At the peak of the farmer’s agitation, Malik while referring to Sikh farmers protesting against the laws, said, "The Sikh community does not back down and forget things even after 300 years."

Malik, who hails from Meerut in western Uttar Pradesh, was a once a close associate of former Prime Ministers Charan Singh and V P Singh. He served as the Union Minister of State for Parliamentary Affairs, Tourism and has held many important other positions in Central and state governments.

He was also a Rajya Sabha MP for two terms and a Lok Sabha MP from 1989 to 1990. Malik was also a Member of Uttar Pradesh Assembly from 1974 to 1977.

He joined the BJP before the 2014 general elections, but would always say that he was not associated with the RSS.

When Malik was appointed the Governor of Jammu & Kashmir, at a time when the state was under President’s rule following the resignation of the Mehbooba Mufti government, it surprised people in many quarters. Previously, he was the Governor of Bihar. Malik replaced bureaucrat N N Vohra, who served as J&K Governor for more than a decade. In the process Malik became the first politician to be appointed as the Governor of the troubled state.

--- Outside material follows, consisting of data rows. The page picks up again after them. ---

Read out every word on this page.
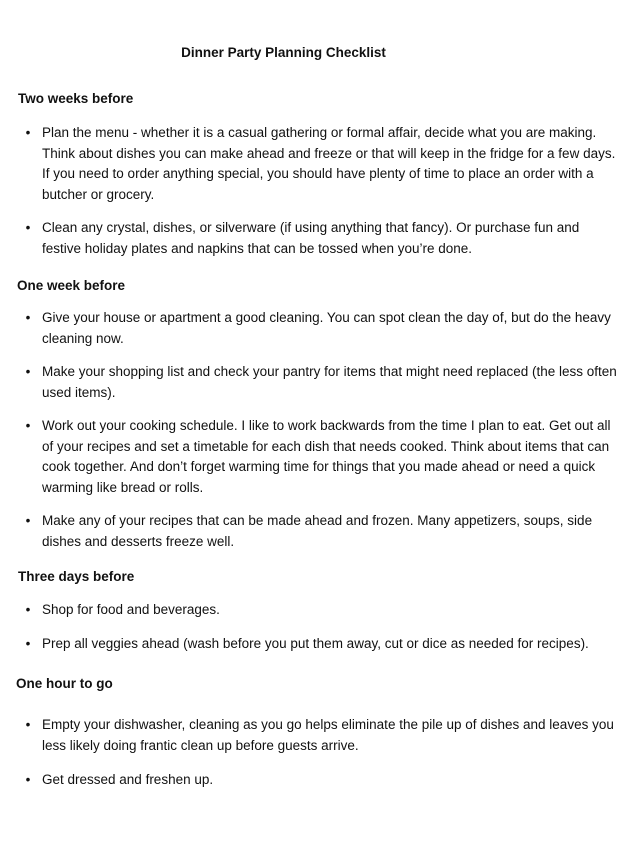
Dinner Party Planning Checklist
Two weeks before
• Plan the menu - whether it is a casual gathering or formal affair, decide what you are making. Think about dishes you can make ahead and freeze or that will keep in the fridge for a few days. If you need to order anything special, you should have plenty of time to place an order with a butcher or grocery.
• Clean any crystal, dishes, or silverware (if using anything that fancy). Or purchase fun and festive holiday plates and napkins that can be tossed when you’re done.
One week before
• Give your house or apartment a good cleaning. You can spot clean the day of, but do the heavy cleaning now.
• Make your shopping list and check your pantry for items that might need replaced (the less often used items).
• Work out your cooking schedule. I like to work backwards from the time I plan to eat. Get out all of your recipes and set a timetable for each dish that needs cooked. Think about items that can cook together. And don’t forget warming time for things that you made ahead or need a quick warming like bread or rolls.
• Make any of your recipes that can be made ahead and frozen. Many appetizers, soups, side dishes and desserts freeze well.
Three days before
• Shop for food and beverages.
• Prep all veggies ahead (wash before you put them away, cut or dice as needed for recipes).
One hour to go
• Empty your dishwasher, cleaning as you go helps eliminate the pile up of dishes and leaves you less likely doing frantic clean up before guests arrive.
• Get dressed and freshen up.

But Malik was transferred to Goa in 2019, replacing Mridula Sinha, ahead of Jammu & Kashmir’s bifurcation into two Union Territories to be directly administered by the Central government. A Lt Governor, the executive head of a UT, is several spots lower than a Governor according to the warrant of precedence, the document which charts the hierarchy of dignitaries and public servants and their status.

However, Malik was transferred to Meghalaya less than a year later. Differences of opinion with Goa chief minister Pramod Sawant marked Malik’s tenure in the state. In July, 2021 Malik summoned Sawant to discuss the government’s handling of the Covid-19 crisis. When Sawant sought to downplay the meeting, Malik accused the chief minister of putting words in his mouth.

Ever since his transfer to the politically-insignificant hill state of Meghalaya, Malik has been critical of the Union government. At one stage, it was said that he would resign and return to Uttar Pradesh’s politics amidst speculation that he was urged to join the Samajwadi Party by Mulayam Singh Yadav.

Political observers feel that Malik was unhappy after his transfer to Meghalaya and is no longer keen to continue with the gubernatorial position.

After Malik’s comments against the farm laws, Rajasthan BJP leader Rajendra Singh Rathor, deputy leader of Opposition in the state, went on to demand his resignation.

Meanwhile, he was hailed by Congress leaders who described him as a true friend of the farmers.

The Union government has so far not taken any action against Malik. Under normal circumstances, he would have been dismissed, but Modi and Amit Shah seem to be mindful not to further enrage the Jat community of not only Uttar Pradesh but also Haryana and Rajasthan.